Ambitioniertes Mammutwerk mit 20 Songs

Die vier fiktiven Bandmitgliedern namens Murdoc, 2D, Russel und Noodle sahen so abgefuckt aus, als seien sie einem Blade-Runner-Universum entsprungen und performten in einem düsteren Endzeitszenario, gezeichnet von Tank-Girl-Erfinder Jamie Hewlett. Höhepunkt des Schaffens war dann das meisterhafte und überwältigend schöne dritte Album „Plastic Beach“, eine gesellschaftskritisch smarte Symphonie, die große Namen wie Lou Reed, Mark E. Smith, Mick Jones, Paul Simonon, SnoopDogg und Bobby Womack versammelte. Die Messlatte lag seitdem hoch: „Humanz“ ist gemessen daran gut, aber keinesfalls eine Steigerung.

Daran ändert auch nichts, dass Albarn noch promisker als bei den letzten Alben unterwegs ist: Er vereint so viele Gastmusiker, dass man schier den Überblick verliert: Big Player wie De La Soul oder Grace Jones tauchen neben hierzulande weniger prominenten Musikern wie Rapper Vince Staples oder der R’n’B-Sängerin Kelela auf. Aber nicht jeder hatte Lust auf dieses Projekt: Morrissey, Dionne Warwick und Sade sagten Albarn ab.

Das prophetisch-melancholische „Hallelujah Money“ als Anklage korrupter Politiker ist ein deutlicher Rant gegen Trump, erschien der Song doch am Tag seiner Amtseinführung.

„Humanz“ ist zweifellos ein interessantes und ambitioniertes Mammutwerk mit 20 Songs, auf der Deluxe-Version sogar 25. Das musikalische Spektrum sprengt Genregrenzen und vereint Einflüsse aus HipHop, Rap, R’n’B, Reggae und Pop. Gleichzeitig krankt die Platte an einer zerfaserten Unentschlossenheit: Ein Großteil der Lieder besitzt auch nach mehrmaligem Hören nur diffusen Wiedererkennungswert. Dennoch gibt es einige löbliche Höhepunkte wie das schwermütige „Busted and blue“, die Weltumarmungsgospelhymne „We Got the Power“ – zu der Albarns Ex-Intimfeind Noel Gallagher die Backing Vocals beisteuert – und die großartige Single „Hallelujah Money“. Einen Instant-Hit wie seinerzeit „Clint Eastwood“ vermisst man allerdings.
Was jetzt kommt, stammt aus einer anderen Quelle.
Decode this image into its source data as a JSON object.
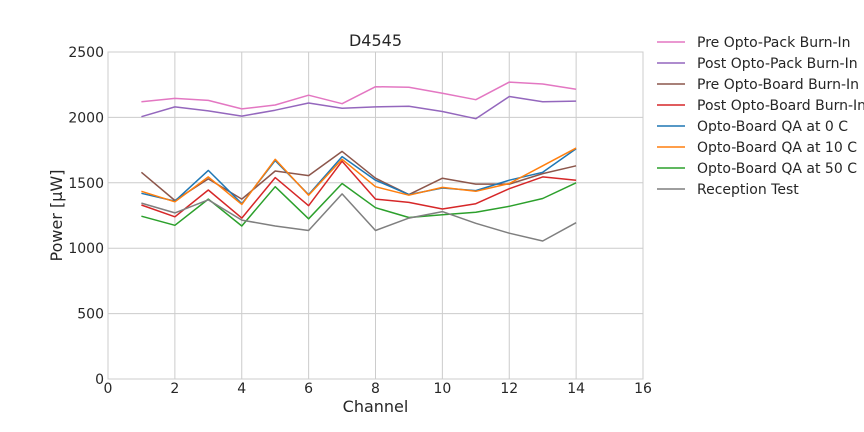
{
  "chart_data": {
    "type": "line",
    "title": "D4545",
    "xlabel": "Channel",
    "ylabel": "Power [μW]",
    "xlim": [
      0,
      16
    ],
    "ylim": [
      0,
      2500
    ],
    "xticks": [
      0,
      2,
      4,
      6,
      8,
      10,
      12,
      14,
      16
    ],
    "yticks": [
      0,
      500,
      1000,
      1500,
      2000,
      2500
    ],
    "grid": true,
    "legend_position": "outside-right-top",
    "x": [
      1,
      2,
      3,
      4,
      5,
      6,
      7,
      8,
      9,
      10,
      11,
      12,
      13,
      14
    ],
    "series": [
      {
        "name": "Pre Opto-Pack Burn-In",
        "color": "#e377c2",
        "values": [
          2120,
          2145,
          2130,
          2065,
          2095,
          2170,
          2105,
          2235,
          2230,
          2185,
          2135,
          2270,
          2255,
          2215
        ]
      },
      {
        "name": "Post Opto-Pack Burn-In",
        "color": "#9467bd",
        "values": [
          2005,
          2080,
          2050,
          2010,
          2055,
          2110,
          2070,
          2080,
          2085,
          2045,
          1990,
          2160,
          2120,
          2125
        ]
      },
      {
        "name": "Pre Opto-Board Burn-In",
        "color": "#8c564b",
        "values": [
          1580,
          1365,
          1530,
          1375,
          1590,
          1555,
          1740,
          1535,
          1410,
          1535,
          1490,
          1490,
          1570,
          1630
        ]
      },
      {
        "name": "Post Opto-Board Burn-In",
        "color": "#d62728",
        "values": [
          1330,
          1240,
          1445,
          1230,
          1540,
          1325,
          1665,
          1375,
          1350,
          1300,
          1340,
          1455,
          1545,
          1520
        ]
      },
      {
        "name": "Opto-Board QA at 0 C",
        "color": "#1f77b4",
        "values": [
          1420,
          1360,
          1595,
          1340,
          1670,
          1410,
          1700,
          1520,
          1410,
          1460,
          1440,
          1520,
          1580,
          1760
        ]
      },
      {
        "name": "Opto-Board QA at 10 C",
        "color": "#ff7f0e",
        "values": [
          1435,
          1355,
          1545,
          1335,
          1680,
          1405,
          1680,
          1470,
          1405,
          1465,
          1435,
          1495,
          1630,
          1765
        ]
      },
      {
        "name": "Opto-Board QA at 50 C",
        "color": "#2ca02c",
        "values": [
          1245,
          1175,
          1375,
          1170,
          1470,
          1225,
          1495,
          1310,
          1235,
          1255,
          1275,
          1320,
          1380,
          1500
        ]
      },
      {
        "name": "Reception Test",
        "color": "#7f7f7f",
        "values": [
          1345,
          1270,
          1370,
          1215,
          1170,
          1135,
          1415,
          1135,
          1230,
          1280,
          1190,
          1115,
          1055,
          1195
        ]
      }
    ]
  }
}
Politische Botschaft subtil verpackt

Von der ursprünglichen Intention des Albums, einen Soundtrack zur Wahl des amtierenden US-Präsidenten Trump als Beginn eines apokalyptischen Zeitalters zu komponieren, hat sich Albarn in Interviews mittlerweile wieder distanziert. Das prophetisch-melancholische „Hallelujah Money“ als Anklage korrupter Politiker ist zwar ein deutlicher Rant gegen Trump, erschien der Song doch am Tag seiner Amtseinführung.

Doch die politische Botschaft ist sehr subtil verpackt, ebenso in „Ascension“, in dem der Kalifornier Vince Staples von Rassismus und Ungleichheit rappt: „Police everywhere. It’s like a nigga killed a white man“. Beeindruckend ist in jedem Fall, wie dieses Album Rap, HipHop und Pop vereint. Albarn kokettierte übrigens selbst damit, er habe eine Partyplatte machen wollen – britisches Understatement?

Gorillaz: „Humanz“ (Warner). Präsentation in Berlin: Gorillaz Spirit House, 28.–30. April, Brunnenstraße 19–20, Berlin-Mitte

Dass Gorillaz auch visuell auf den Putz hauen, ist nettes Beiwerk zum Album-Release: Mit einer Augmented Reality App kann man ein Studio erkunden, Soundinstallationen in Berlin, New York und Amsterdam visualisieren ein fiktives „Horrorhaus“ und erwecken die virtuellen Bandmitglieder zum Leben. Knallhart wird das Prinzip der abstrakten Comicband natürlich nicht durchgezogen: Beim Debütkonzert zum Album in London standen Albarn und Co. dann doch statt ihrer Cartoon-Alter-Egos auf der Bühne.